Tuesday, September 16, 2008
Public Health, HIV/AIDS

Committee Holds Hearing on Domestic HIV Epidemic

Chairman Waxman's Opening Statement

We’re here today to discuss some alarming developments in the fight against HIV and AIDS in the United States.

The Centers for Disease Control and Prevention (CDC) recently announced that the HIV epidemic in the U.S. is growing at a rate far greater than was previously thought. The new figures are a stark reminder that the HIV epidemic is far from over, and that we must take new and urgent steps to strengthen our national HIV prevention efforts.

The first cases of what later came to be identified as AIDS were reported in Los Angeles in 1981. Over the next two years, the case reports accumulated, and we learned that a distinct syndrome was being diagnosed in different populations all across the country. By the mid-1980s, there were an estimated 130,000 new infections every year in the United States.

As infections increased, so did our investment in HIV prevention efforts. Even before the virus called HIV was identified as the cause of AIDS, CDC’s experts had figured out the transmission routes and issued early recommendations for the prevention of infection. The federal government started investing significant amounts of funding in prevention and education efforts nationwide.

These investments paid off, and the infection rate dropped dramatically.

But this is a job that is never done. This was recently demonstrated in dramatic fashion when CDC reported that the real infection rate is much higher than we thought.

Over the past ten years, CDC’s official estimate for annual new infections has been about 40,000. But last month, CDC announced that in fact there were over 56,000 new HIV infections in 2006.

The higher figure was due to improved counting methods, not to an actual jump in infections. But it tells us that the epidemic in the United States is — and has been — growing faster than we had thought.

The message these new findings send is clear: we’re not doing enough to limit the spread of this deadly disease.

What’s more, we’re still seeing severe disparities in HIV’s impact on different populations. Men who have sex with men constitute 57% of new infections. Blacks, who make up about 12% of the total population, account for 45% of new HIV infections. Hispanics are also disproportionately affected.

Part of the problem is that the federal government has not been doing enough for HIV prevention in the United States. In adjusted dollars, the CDC’s HIV prevention budget has dropped more than 20% since 2002. This year, the Administration actually asked for a million-dollar decrease in HIV funds.

This didn’t make sense to me. So I asked CDC to prepare a budget that reflects not what the White House wanted but rather the agency’s professional scientific judgment of what it would take to fully implement effective HIV prevention in the United States.
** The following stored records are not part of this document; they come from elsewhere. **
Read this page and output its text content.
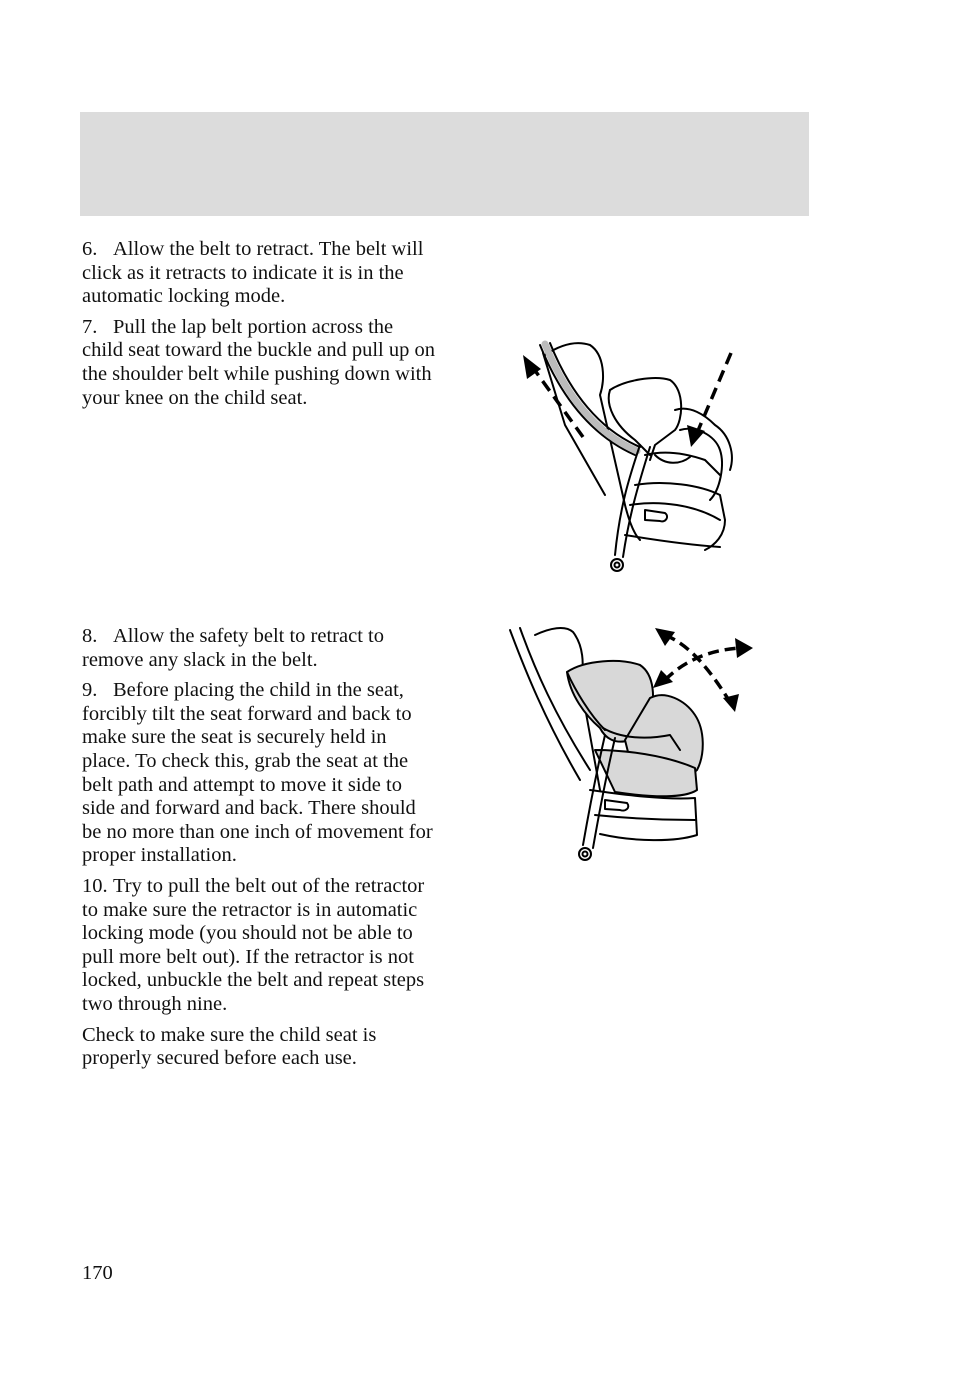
6. Allow the belt to retract. The belt will click as it retracts to indicate it is in the automatic locking mode.

7. Pull the lap belt portion across the child seat toward the buckle and pull up on the shoulder belt while pushing down with your knee on the child seat.

8. Allow the safety belt to retract to remove any slack in the belt.

9. Before placing the child in the seat, forcibly tilt the seat forward and back to make sure the seat is securely held in place. To check this, grab the seat at the belt path and attempt to move it side to side and forward and back. There should be no more than one inch of movement for proper installation.

10. Try to pull the belt out of the retractor to make sure the retractor is in automatic locking mode (you should not be able to pull more belt out). If the retractor is not locked, unbuckle the belt and repeat steps two through nine.

Check to make sure the child seat is properly secured before each use.

170
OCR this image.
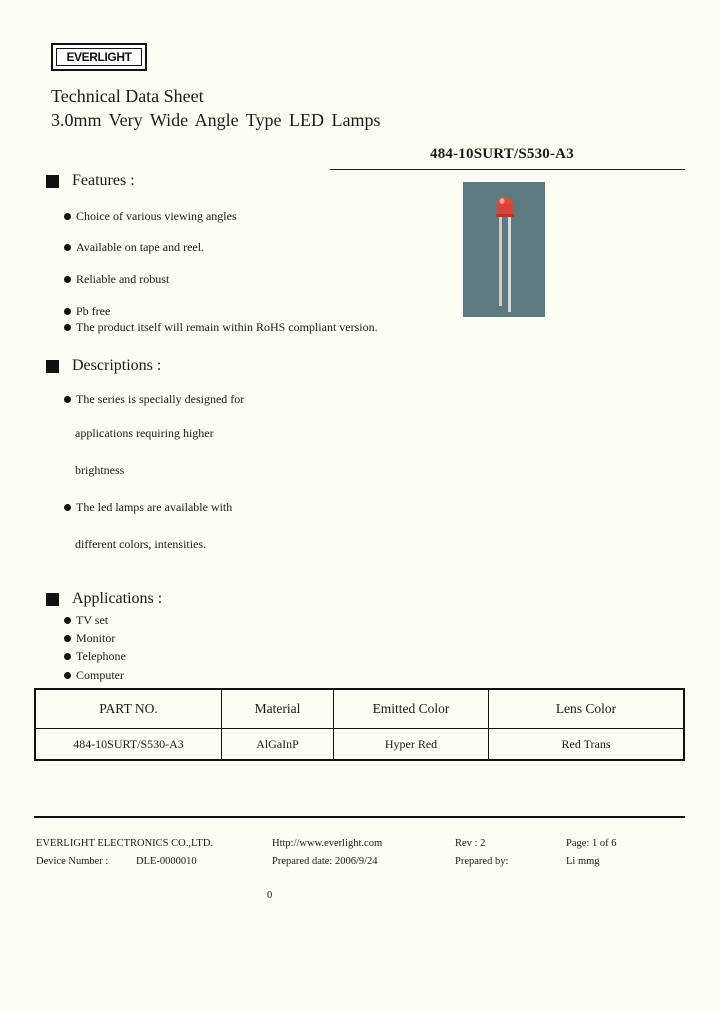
EVERLIGHT
Technical Data Sheet
3.0mm Very Wide Angle Type LED Lamps
484-10SURT/S530-A3
Features :
Choice of various viewing angles
Available on tape and reel.
Reliable and robust
Pb free
The product itself will remain within RoHS compliant version.
Descriptions :
The series is specially designed for
applications requiring higher
brightness
The led lamps are available with
different colors, intensities.
Applications :
TV set
Monitor
Telephone
Computer
PART NO.	Material	Emitted Color	Lens Color
484-10SURT/S530-A3	AlGaInP	Hyper Red	Red Trans
EVERLIGHT ELECTRONICS CO.,LTD.	Http://www.everlight.com	Rev : 2	Page: 1 of 6
Device Number :	DLE-0000010	Prepared date: 2006/9/24	Prepared by:	Li mmg
0
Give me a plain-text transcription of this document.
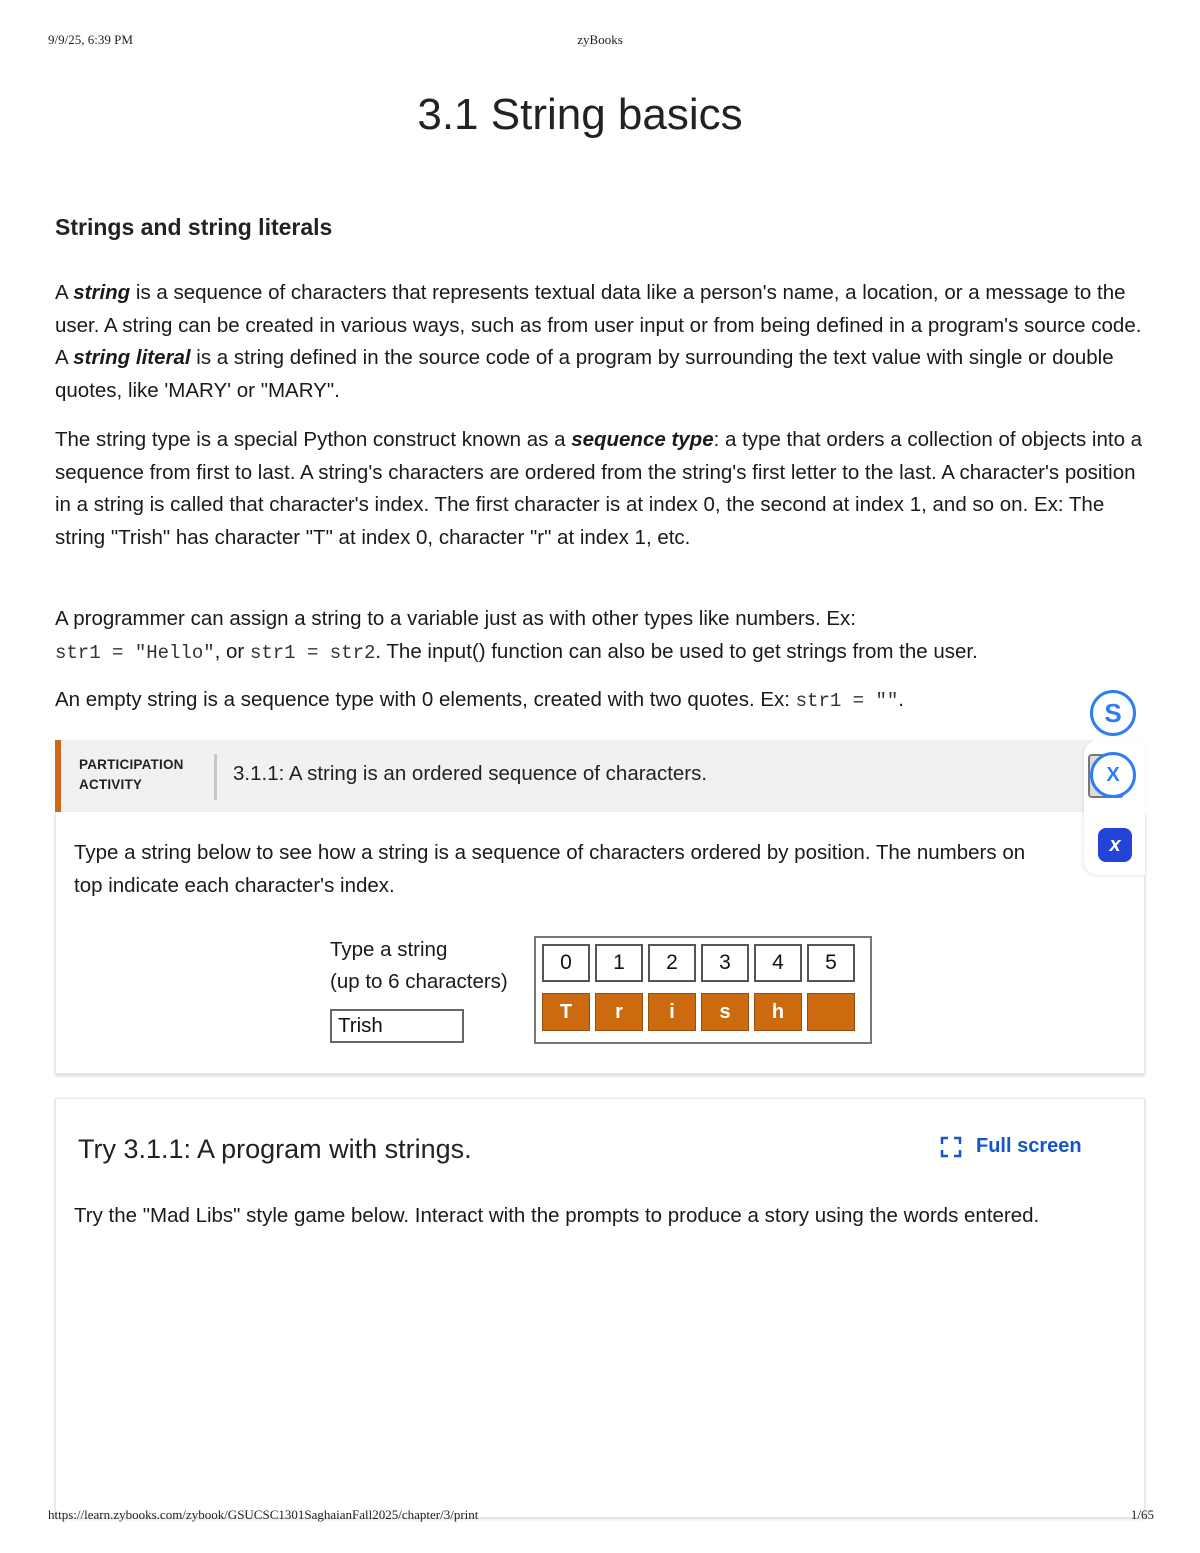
9/9/25, 6:39 PM	zyBooks
3.1 String basics
Strings and string literals

A string is a sequence of characters that represents textual data like a person's name, a location, or a message to the user. A string can be created in various ways, such as from user input or from being defined in a program's source code. A string literal is a string defined in the source code of a program by surrounding the text value with single or double quotes, like 'MARY' or "MARY".

The string type is a special Python construct known as a sequence type: a type that orders a collection of objects into a sequence from first to last. A string's characters are ordered from the string's first letter to the last. A character's position in a string is called that character's index. The first character is at index 0, the second at index 1, and so on. Ex: The string "Trish" has character "T" at index 0, character "r" at index 1, etc.

A programmer can assign a string to a variable just as with other types like numbers. Ex:
str1 = "Hello", or str1 = str2. The input() function can also be used to get strings from the user.

An empty string is a sequence type with 0 elements, created with two quotes. Ex: str1 = "".

PARTICIPATION
ACTIVITY	3.1.1: A string is an ordered sequence of characters.

Type a string below to see how a string is a sequence of characters ordered by position. The numbers on top indicate each character's index.

Type a string
(up to 6 characters)
Trish
0	1	2	3	4	5
T	r	i	s	h
Try 3.1.1: A program with strings.	Full screen

Try the "Mad Libs" style game below. Interact with the prompts to produce a story using the words entered.

S
X
x
https://learn.zybooks.com/zybook/GSUCSC1301SaghaianFall2025/chapter/3/print	1/65
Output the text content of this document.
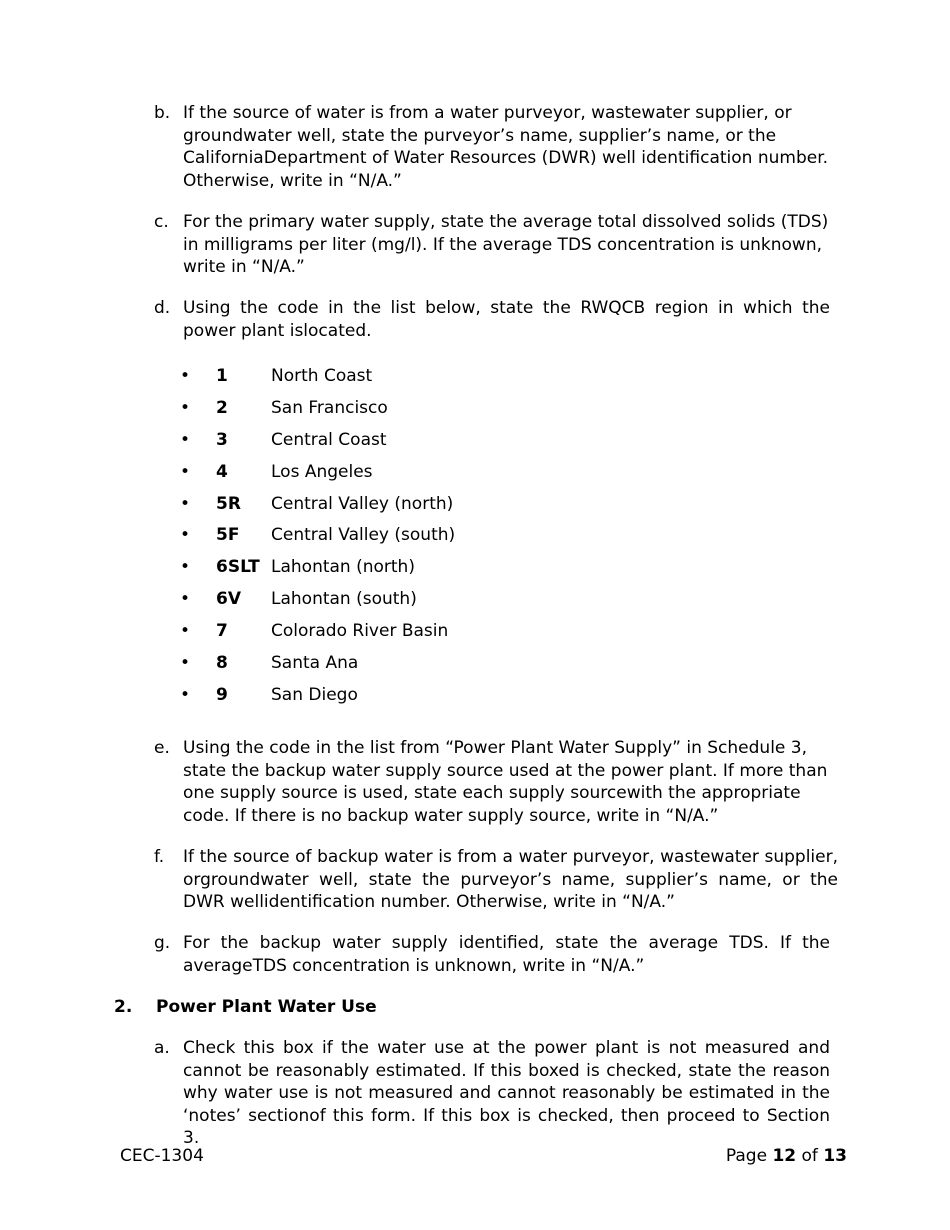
b. If the source of water is from a water purveyor, wastewater supplier, or groundwater well, state the purveyor’s name, supplier’s name, or the CaliforniaDepartment of Water Resources (DWR) well identification number. Otherwise, write in “N/A.”
c. For the primary water supply, state the average total dissolved solids (TDS) in milligrams per liter (mg/l). If the average TDS concentration is unknown, write in “N/A.”
d. Using the code in the list below, state the RWQCB region in which the power plant islocated.
• 1	North Coast
• 2	San Francisco
• 3	Central Coast
• 4	Los Angeles
• 5R Central Valley (north)
• 5F Central Valley (south)
• 6SLT Lahontan (north)
• 6V Lahontan (south)
• 7	Colorado River Basin
• 8	Santa Ana
• 9	San Diego
e. Using the code in the list from “Power Plant Water Supply” in Schedule 3, state the backup water supply source used at the power plant. If more than one supply source is used, state each supply sourcewith the appropriate code. If there is no backup water supply source, write in “N/A.”
f. If the source of backup water is from a water purveyor, wastewater supplier, orgroundwater well, state the purveyor’s name, supplier’s name, or the DWR wellidentification number. Otherwise, write in “N/A.”
g. For the backup water supply identified, state the average TDS. If the averageTDS concentration is unknown, write in “N/A.”
2. Power Plant Water Use
a. Check this box if the water use at the power plant is not measured and cannot be reasonably estimated. If this boxed is checked, state the reason why water use is not measured and cannot reasonably be estimated in the ‘notes’ sectionof this form. If this box is checked, then proceed to Section 3.
CEC-1304	Page 12 of 13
As we will hear today, the Administration asked for less than half of what the CDC’s scientific professionals estimate is necessary for effective HIV prevention. Instead of listening to its own experts, the Administration requested that Congress fund HIV prevention programs at far lower levels.

What’s even more senseless is that by underfunding prevention, the nation will incur greater treatment costs down the road. It is indisputable that evidence-based HIV prevention saves money in addition to saving lives by avoiding the high costs of medical care and lost productivity. But on this issue, the Administration apparently prefers to be penny-wise and pound-foolish.

We’re here today to learn from some of the nation’s top HIV prevention experts what a truly robust national HIV prevention program would look like. We will hear from leaders at CDC and NIH about how they are attempting to roll out effective programs and research potential new ones.

We will discuss barriers to evidence-based HIV prevention, like the federal needle exchange ban and this Administration’s stubborn and irrational focus on abstinence-only programs. And because HIV infections don’t occur in a vacuum, we will hear recommendations from all of our witnesses on how the federal HIV prevention response should address societal factors that contribute to risk, including poverty, homelessness, racial and gender inequality, homophobia, and stigma related to HIV status.

I look forward to a constructive discussion of these questions today.

But one point should be clear from the outset: the status quo simply isn’t acceptable. We undermine public health and betray some of America’s most vulnerable citizens — and allow the further spread of a deadly and still-incurable disease — by failing to invest in proven prevention methods.

We aren’t doing everything we can and should, and I hope this hearing will be the first step in returning the necessary spotlight, resources, and political will to HIV prevention efforts in the United States.